The newspaper said other large venues are likely to have no fans. Smaller venues are expected to allow some fans. Tokyo organizers and the International Olympic Committee are expected to announce the policy after a meeting this week that is likely to take place on Thursday. The IOC and organisers two weeks ago announced that venues could be filled up to 50 per cent capacity with a ceiling of 10,000.

But surging virus numbers in Tokyo are forcing a rollback. The IOC earns almost 75 per cent of its income from selling TV rights and will still generate USD 3 billion to USD 4 billion in income from a television-only event. Fans from abroad were banned several months as being to risky during a pandemic. Dr Shigeru Omi, a top government medical adviser, has said the least risky Olympics would be with no fans. He also said it was "abnormal" to hold the Olympics during a pandemic.
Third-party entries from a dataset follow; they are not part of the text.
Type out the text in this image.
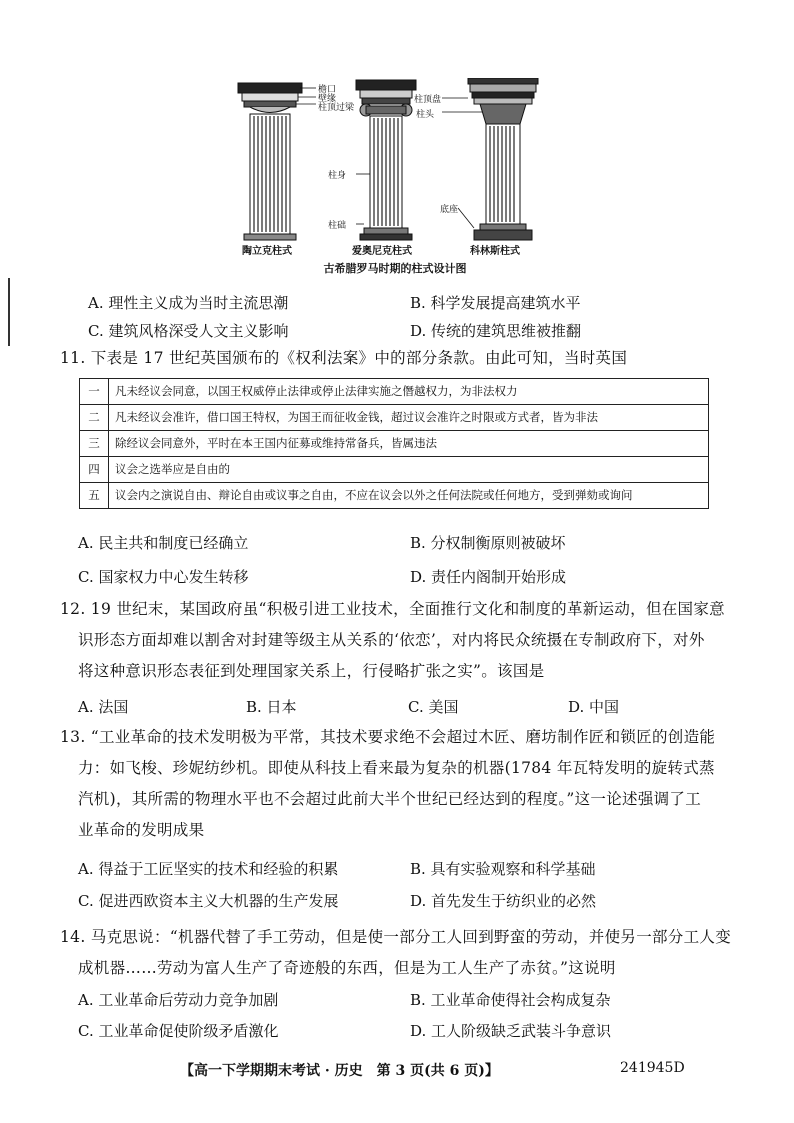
檐口
壁缘
柱顶过梁
柱身
柱础
柱顶盘
柱头
底座
陶立克柱式	爱奥尼克柱式	科林斯柱式
古希腊罗马时期的柱式设计图
A. 理性主义成为当时主流思潮	B. 科学发展提高建筑水平
C. 建筑风格深受人文主义影响	D. 传统的建筑思维被推翻
11. 下表是 17 世纪英国颁布的《权利法案》中的部分条款。由此可知，当时英国
一	凡未经议会同意，以国王权威停止法律或停止法律实施之僭越权力，为非法权力
二	凡未经议会准许，借口国王特权，为国王而征收金钱，超过议会准许之时限或方式者，皆为非法
三	除经议会同意外，平时在本王国内征募或维持常备兵，皆属违法
四	议会之选举应是自由的
五	议会内之演说自由、辩论自由或议事之自由，不应在议会以外之任何法院或任何地方，受到弹劾或询问
A. 民主共和制度已经确立	B. 分权制衡原则被破坏
C. 国家权力中心发生转移	D. 责任内阁制开始形成
12. 19 世纪末，某国政府虽“积极引进工业技术，全面推行文化和制度的革新运动，但在国家意
识形态方面却难以割舍对封建等级主从关系的‘依恋’，对内将民众统摄在专制政府下，对外
将这种意识形态表征到处理国家关系上，行侵略扩张之实”。该国是
A. 法国	B. 日本	C. 美国	D. 中国
13. “工业革命的技术发明极为平常，其技术要求绝不会超过木匠、磨坊制作匠和锁匠的创造能
力：如飞梭、珍妮纺纱机。即使从科技上看来最为复杂的机器(1784 年瓦特发明的旋转式蒸
汽机)，其所需的物理水平也不会超过此前大半个世纪已经达到的程度。”这一论述强调了工
业革命的发明成果
A. 得益于工匠坚实的技术和经验的积累	B. 具有实验观察和科学基础
C. 促进西欧资本主义大机器的生产发展	D. 首先发生于纺织业的必然
14. 马克思说：“机器代替了手工劳动，但是使一部分工人回到野蛮的劳动，并使另一部分工人变
成机器……劳动为富人生产了奇迹般的东西，但是为工人生产了赤贫。”这说明
A. 工业革命后劳动力竞争加剧	B. 工业革命使得社会构成复杂
C. 工业革命促使阶级矛盾激化	D. 工人阶级缺乏武装斗争意识
【高一下学期期末考试 · 历史　第 3 页(共 6 页)】	241945D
The newspaper said the no-spectators policy could apply to events that take place after 9 pm and to larger venues where 50 per cent of capacity exceeds 5,000. VIPS, sponsors and others dignitaries will be allowed to attend the opening ceremony and other venues, but the newspaper said these numbers could also be reduced. The newspaper said this "special category" was about 10,000 people.

Organising committee chief executive Toshiro Muto said two week ago that VIPs would be allowed into venues — over an above any spectator cap — and are classified as "organisers" and not spectators. "There are many stakeholders of the IOC and so forth. People related to key clients. And for those people they are regarded as organizers of the games and they are not spectators," Muto said.

About 11,000 Olympic athletes and 4,400 Paralympians will need to enter Tokyo, along with tens of thousands of coaches, administrators, broadcasters, and media. The decision on fans could some the same day that IOC President Thomas Bach arrives in Tokyo. Bach it to self-isolate for three days in a five-star Tokyo hotel. The government is also expected this week to extend quasi-state of emergency measures, which end on July 11.

The Tokyo Metropolitan Government on Monday reported 342 new coronavirus cases. It was the 16th straight day that cases were higher than they were a week earlier. On Saturday the capital reported 716 new cases, the highest in five weeks.